Late last year, the director Peter Jackson released an eight-hour series called “Get Back,” based on footage of the hours the Beatles spent in the studio making the album “Let It Be.” In January, Ian Leslie wrote a powerful appreciation of that series in an essay called “The Banality of Genius,” which helps us see the series, and the creative process, with greater depth and insight.
For long stretches of the series, nothing extraordinary is happening — the action is so pedestrian it should be boring, but Leslie finds it strangely entrancing: “As we get into the rhythm of the Beatles’ daily lives, we start to inhabit their world. Since we live through their aimless wandering, we share in the moments of laughter, tenderness and joy that emerge from it with a special intensity.”
The series captures the moment in the Beatles’ career, Leslie notes, when the magic was beginning to wear off. The Beatles were beginning to wonder if they were still any good. He writes: “What makes ‘Get Back’ so dramatic, in its undramatic way, is seeing the Beatles struggle to adjust to waking life. The struggle unfolds in the music they’re making and in how they negotiate their changing relationships to each other. This was a group comprised of talented, willful individuals who shared a powerful resistance to being told what to do. The question should not be why they split up so much as how they stayed together. The answer is that they loved each other, they shared an appetite for work, and they knew they were special as a group. But it was nonetheless hard and getting harder. In ‘Get Back,’ the mythical, world-conquering, four-headed beast is revealed to be four young men, beset by uncertainty, wondering if they really want to be tied together like this forever.”
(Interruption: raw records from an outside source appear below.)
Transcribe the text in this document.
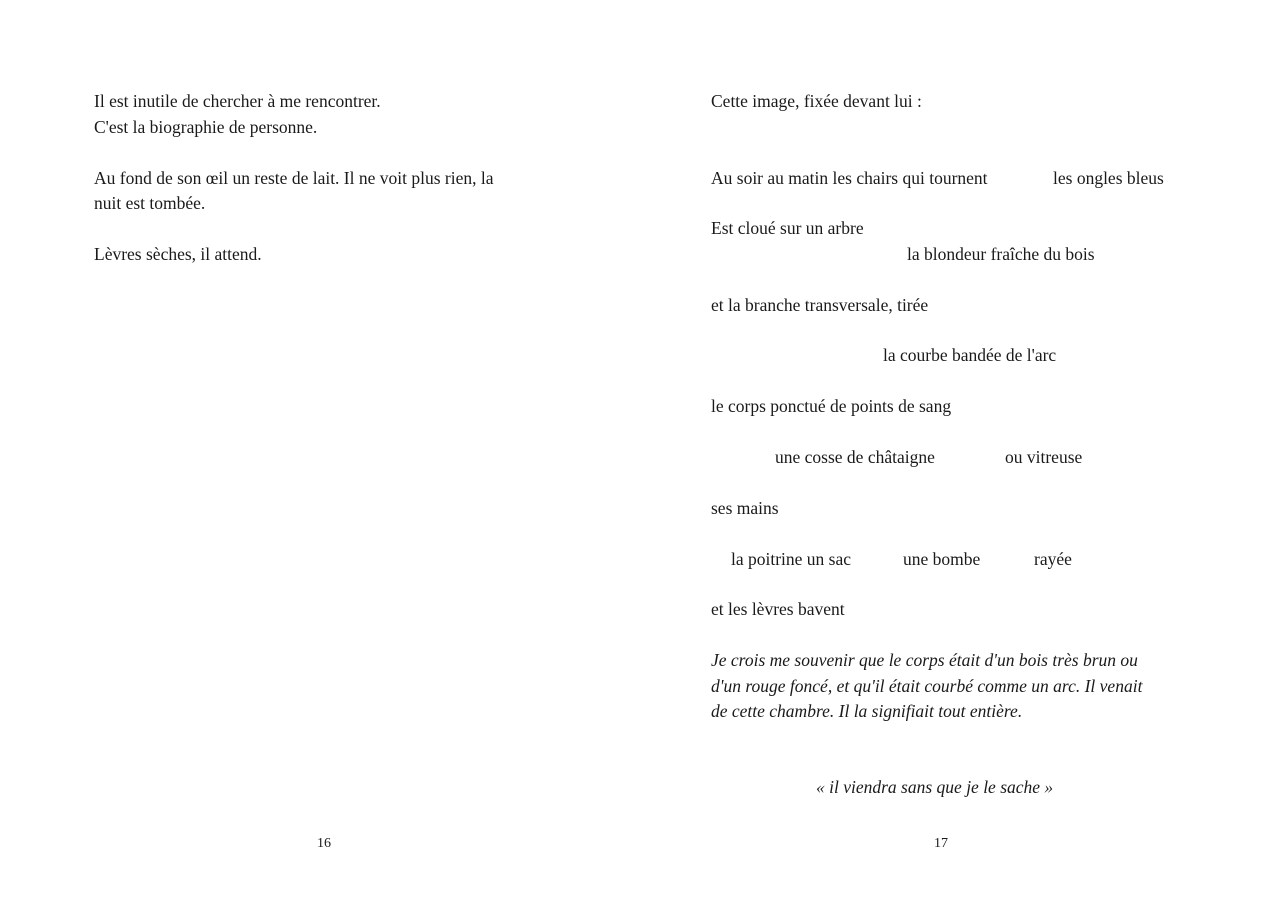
Il est inutile de chercher à me rencontrer.
C'est la biographie de personne.
Au fond de son œil un reste de lait. Il ne voit plus rien, la
nuit est tombée.
Lèvres sèches, il attend.
16
Cette image, fixée devant lui :
Au soir au matin les chairs qui tournent	les ongles bleus
Est cloué sur un arbre
la blondeur fraîche du bois
et la branche transversale, tirée
la courbe bandée de l'arc
le corps ponctué de points de sang
une cosse de châtaigne	ou vitreuse
ses mains
la poitrine un sac	une bombe	rayée
et les lèvres bavent
Je crois me souvenir que le corps était d'un bois très brun ou
d'un rouge foncé, et qu'il était courbé comme un arc. Il venait
de cette chambre. Il la signifiait tout entière.
« il viendra sans que je le sache »
17
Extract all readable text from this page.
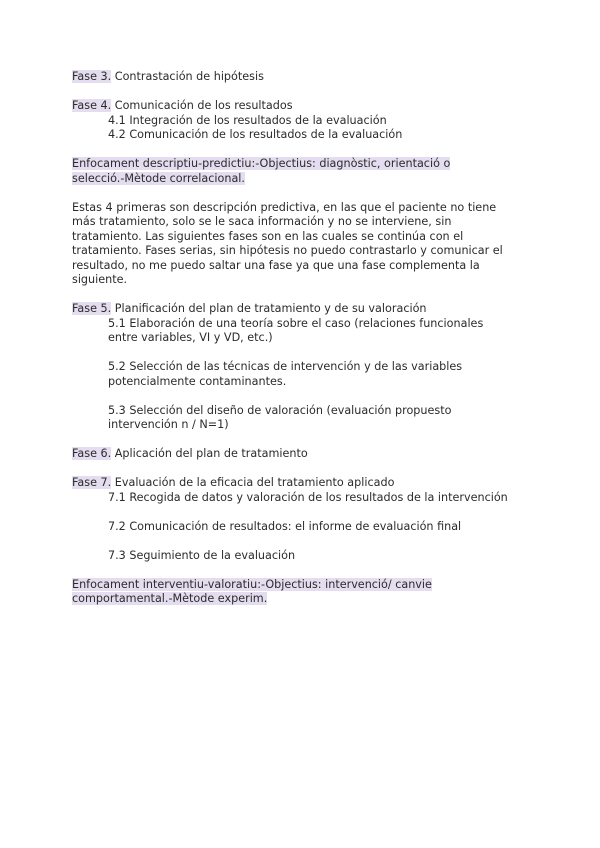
Fase 3. Contrastación de hipótesis
Fase 4. Comunicación de los resultados
4.1 Integración de los resultados de la evaluación
4.2 Comunicación de los resultados de la evaluación
Enfocament descriptiu-predictiu:-Objectius: diagnòstic, orientació o
selecció.-Mètode correlacional.
Estas 4 primeras son descripción predictiva, en las que el paciente no tiene
más tratamiento, solo se le saca información y no se interviene, sin
tratamiento. Las siguientes fases son en las cuales se continúa con el
tratamiento. Fases serias, sin hipótesis no puedo contrastarlo y comunicar el
resultado, no me puedo saltar una fase ya que una fase complementa la
siguiente.
Fase 5. Planificación del plan de tratamiento y de su valoración
5.1 Elaboración de una teoría sobre el caso (relaciones funcionales
entre variables, VI y VD, etc.)
5.2 Selección de las técnicas de intervención y de las variables
potencialmente contaminantes.
5.3 Selección del diseño de valoración (evaluación propuesto
intervención n / N=1)
Fase 6. Aplicación del plan de tratamiento
Fase 7. Evaluación de la eficacia del tratamiento aplicado
7.1 Recogida de datos y valoración de los resultados de la intervención
7.2 Comunicación de resultados: el informe de evaluación final
7.3 Seguimiento de la evaluación
Enfocament interventiu-valoratiu:-Objectius: intervenció/ canvie
comportamental.-Mètode experim.
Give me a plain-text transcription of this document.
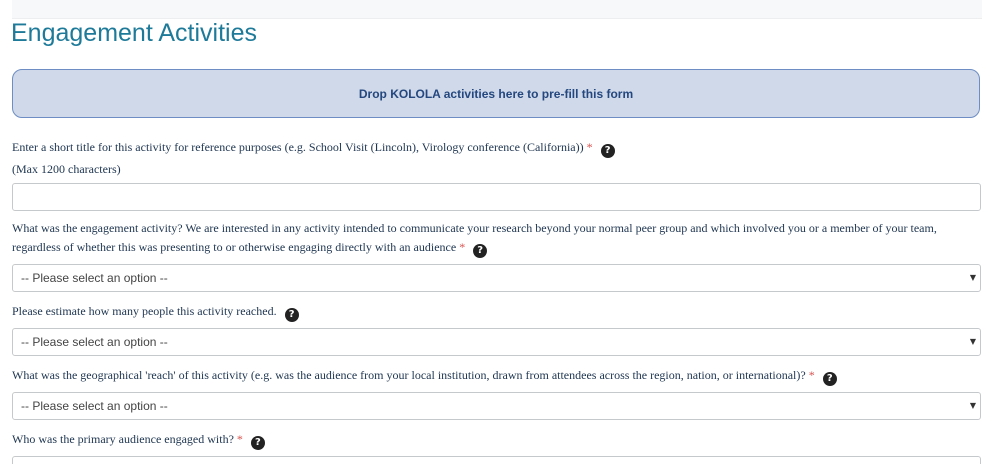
Engagement Activities
Drop KOLOLA activities here to pre-fill this form
Enter a short title for this activity for reference purposes (e.g. School Visit (Lincoln), Virology conference (California)) * ?
(Max 1200 characters)
What was the engagement activity? We are interested in any activity intended to communicate your research beyond your normal peer group and which involved you or a member of your team,
regardless of whether this was presenting to or otherwise engaging directly with an audience * ?
-- Please select an option --	▼
Please estimate how many people this activity reached. ?
-- Please select an option --	▼
What was the geographical 'reach' of this activity (e.g. was the audience from your local institution, drawn from attendees across the region, nation, or international)? * ?
-- Please select an option --	▼
Who was the primary audience engaged with? * ?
Ryan Grim’s essay “Elephant in the Zoom,” for The Intercept, was one of the more discussed essays of 2022 (well, at least among the sort of people who dominate my Twitter feed). In it, he describes the vicious infighting that is afflicting many progressive advocacy organizations. He captures a now familiar generational divide: Angry young employees demand that their organization practice internally the values it espouses externally. Dismayed older leaders want the staff to focus on the mission, not perceived slights to themselves. These executive directors see a lot of virtue signaling and normal workplace grievances dressed in the cloak of social justice language.